Retour sur un roman de Félix Morisseau-Leroy

Par Jean-Robert Léonidas

Les Djons d’Aïti Tonma » (L’Harmattan, 1996) est la dernière parution de Félix Morisseau-Leroy. C’est un roman à trois volets, un triptyque. La vedette c’est Jacmel, ou plutôt les Jacméliens. Pas tous, mais les vrais, les fiers, les braves, ceux qu’on appelle les « djons ».

Ti-Fils est un djon.
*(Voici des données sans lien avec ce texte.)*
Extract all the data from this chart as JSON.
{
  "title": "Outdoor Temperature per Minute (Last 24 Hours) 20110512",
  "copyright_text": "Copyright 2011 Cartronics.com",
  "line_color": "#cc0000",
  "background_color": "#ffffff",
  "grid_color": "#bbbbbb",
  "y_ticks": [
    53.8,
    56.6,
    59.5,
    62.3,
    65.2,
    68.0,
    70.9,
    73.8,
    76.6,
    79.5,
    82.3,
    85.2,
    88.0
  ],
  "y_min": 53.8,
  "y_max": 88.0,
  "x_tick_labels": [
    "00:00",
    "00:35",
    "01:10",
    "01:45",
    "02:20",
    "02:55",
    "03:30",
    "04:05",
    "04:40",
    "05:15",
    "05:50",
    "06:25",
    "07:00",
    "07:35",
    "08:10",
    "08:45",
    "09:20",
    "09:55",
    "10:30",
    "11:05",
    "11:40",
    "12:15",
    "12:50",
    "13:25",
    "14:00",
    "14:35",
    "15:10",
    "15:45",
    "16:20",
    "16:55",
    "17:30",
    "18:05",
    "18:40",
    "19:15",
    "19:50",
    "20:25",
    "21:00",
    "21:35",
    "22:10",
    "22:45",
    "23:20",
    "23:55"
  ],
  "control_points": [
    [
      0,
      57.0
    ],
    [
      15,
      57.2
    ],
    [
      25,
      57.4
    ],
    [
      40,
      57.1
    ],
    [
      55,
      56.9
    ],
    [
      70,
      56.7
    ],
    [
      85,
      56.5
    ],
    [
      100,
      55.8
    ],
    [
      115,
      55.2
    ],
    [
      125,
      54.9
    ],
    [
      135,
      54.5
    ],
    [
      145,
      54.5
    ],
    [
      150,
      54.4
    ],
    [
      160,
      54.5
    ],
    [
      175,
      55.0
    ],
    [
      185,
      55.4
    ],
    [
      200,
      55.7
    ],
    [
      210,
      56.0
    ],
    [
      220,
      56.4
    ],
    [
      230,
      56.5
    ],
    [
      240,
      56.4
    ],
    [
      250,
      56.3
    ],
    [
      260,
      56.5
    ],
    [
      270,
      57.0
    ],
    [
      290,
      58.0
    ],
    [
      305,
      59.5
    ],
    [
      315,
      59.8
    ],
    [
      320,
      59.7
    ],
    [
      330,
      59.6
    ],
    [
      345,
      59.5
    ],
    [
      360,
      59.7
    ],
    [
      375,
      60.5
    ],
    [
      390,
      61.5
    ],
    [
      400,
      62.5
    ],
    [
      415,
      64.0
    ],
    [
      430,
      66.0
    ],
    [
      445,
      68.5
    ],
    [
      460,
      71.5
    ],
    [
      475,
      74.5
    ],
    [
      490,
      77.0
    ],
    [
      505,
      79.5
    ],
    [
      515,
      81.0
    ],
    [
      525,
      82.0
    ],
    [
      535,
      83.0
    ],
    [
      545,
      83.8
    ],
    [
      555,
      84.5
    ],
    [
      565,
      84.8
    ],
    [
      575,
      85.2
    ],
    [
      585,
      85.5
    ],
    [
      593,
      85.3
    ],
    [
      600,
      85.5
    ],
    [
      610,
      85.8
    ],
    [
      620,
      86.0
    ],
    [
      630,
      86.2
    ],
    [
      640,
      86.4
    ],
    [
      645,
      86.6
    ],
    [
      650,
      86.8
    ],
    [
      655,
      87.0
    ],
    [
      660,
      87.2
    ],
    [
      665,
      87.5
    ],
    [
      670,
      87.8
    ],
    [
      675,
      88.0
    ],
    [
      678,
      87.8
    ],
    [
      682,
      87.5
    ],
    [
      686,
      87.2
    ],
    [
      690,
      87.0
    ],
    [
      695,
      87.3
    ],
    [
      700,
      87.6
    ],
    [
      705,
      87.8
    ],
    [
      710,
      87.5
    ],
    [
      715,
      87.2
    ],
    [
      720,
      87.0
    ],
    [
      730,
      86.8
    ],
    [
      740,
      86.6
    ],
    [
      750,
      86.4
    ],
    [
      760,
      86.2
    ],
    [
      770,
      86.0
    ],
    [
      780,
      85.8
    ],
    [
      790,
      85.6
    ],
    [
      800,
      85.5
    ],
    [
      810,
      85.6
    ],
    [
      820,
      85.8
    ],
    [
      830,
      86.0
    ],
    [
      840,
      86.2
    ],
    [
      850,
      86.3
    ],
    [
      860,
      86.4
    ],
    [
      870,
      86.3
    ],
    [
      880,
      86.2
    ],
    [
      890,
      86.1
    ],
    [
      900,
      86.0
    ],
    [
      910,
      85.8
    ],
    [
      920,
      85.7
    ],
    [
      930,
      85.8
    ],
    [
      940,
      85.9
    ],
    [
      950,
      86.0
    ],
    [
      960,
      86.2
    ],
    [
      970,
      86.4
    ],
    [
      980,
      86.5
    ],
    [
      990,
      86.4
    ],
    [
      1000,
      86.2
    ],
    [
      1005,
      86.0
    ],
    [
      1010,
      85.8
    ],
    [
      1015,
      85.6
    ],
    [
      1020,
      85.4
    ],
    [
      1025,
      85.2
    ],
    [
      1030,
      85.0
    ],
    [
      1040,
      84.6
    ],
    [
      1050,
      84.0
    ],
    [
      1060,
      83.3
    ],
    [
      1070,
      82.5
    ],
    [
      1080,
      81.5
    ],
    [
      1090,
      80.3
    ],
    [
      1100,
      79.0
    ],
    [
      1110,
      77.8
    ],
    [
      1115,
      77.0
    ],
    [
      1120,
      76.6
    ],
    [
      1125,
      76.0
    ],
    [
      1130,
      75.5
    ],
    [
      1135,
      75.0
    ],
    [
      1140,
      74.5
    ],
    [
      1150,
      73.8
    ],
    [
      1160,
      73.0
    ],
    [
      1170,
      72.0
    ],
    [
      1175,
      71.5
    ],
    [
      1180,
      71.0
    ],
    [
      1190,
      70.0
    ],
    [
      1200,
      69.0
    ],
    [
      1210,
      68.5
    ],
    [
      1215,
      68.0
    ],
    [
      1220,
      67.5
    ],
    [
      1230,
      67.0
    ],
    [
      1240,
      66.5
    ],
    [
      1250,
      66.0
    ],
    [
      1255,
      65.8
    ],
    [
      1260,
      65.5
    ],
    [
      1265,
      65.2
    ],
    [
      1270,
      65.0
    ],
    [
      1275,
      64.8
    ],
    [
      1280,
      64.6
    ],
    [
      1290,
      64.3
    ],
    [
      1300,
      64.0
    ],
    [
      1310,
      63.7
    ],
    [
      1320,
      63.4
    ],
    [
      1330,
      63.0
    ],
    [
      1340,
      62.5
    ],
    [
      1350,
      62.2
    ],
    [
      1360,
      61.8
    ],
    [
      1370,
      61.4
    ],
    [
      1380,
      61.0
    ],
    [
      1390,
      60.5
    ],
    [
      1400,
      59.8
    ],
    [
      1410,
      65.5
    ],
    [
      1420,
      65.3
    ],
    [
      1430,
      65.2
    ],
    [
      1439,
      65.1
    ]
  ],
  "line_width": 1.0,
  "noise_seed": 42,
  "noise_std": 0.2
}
A mon sens il est aussi un djinn, l’âme de la ville ou encore un horodateur ambulant puisque, quand il faisait les courses pour un grand négociant de la ville, il se plaisait à crier à qui veut l’entendre le nom du jour de la semaine. Tout d’abord, l’auteur présente Jacmel avec ses types, avec ses contradictions puisées à la source apocryphe où le mythe et l’histoire se confondent. Il y avait les riches, les gens de la « société » au sein desquels on comptait les loups-garous qui n’hésitaient pas à aller prendre la communion à l’église pour donner le change. Il existait aussi une manière de peuple qui s’évertuait à devenir gens de la société. Mais il y avait le « troisième clan »,  » alliance légitime du prolétariat et de l’intellectualité d’avant-garde » qui voulait repenser la cité, refaire sa mentalité.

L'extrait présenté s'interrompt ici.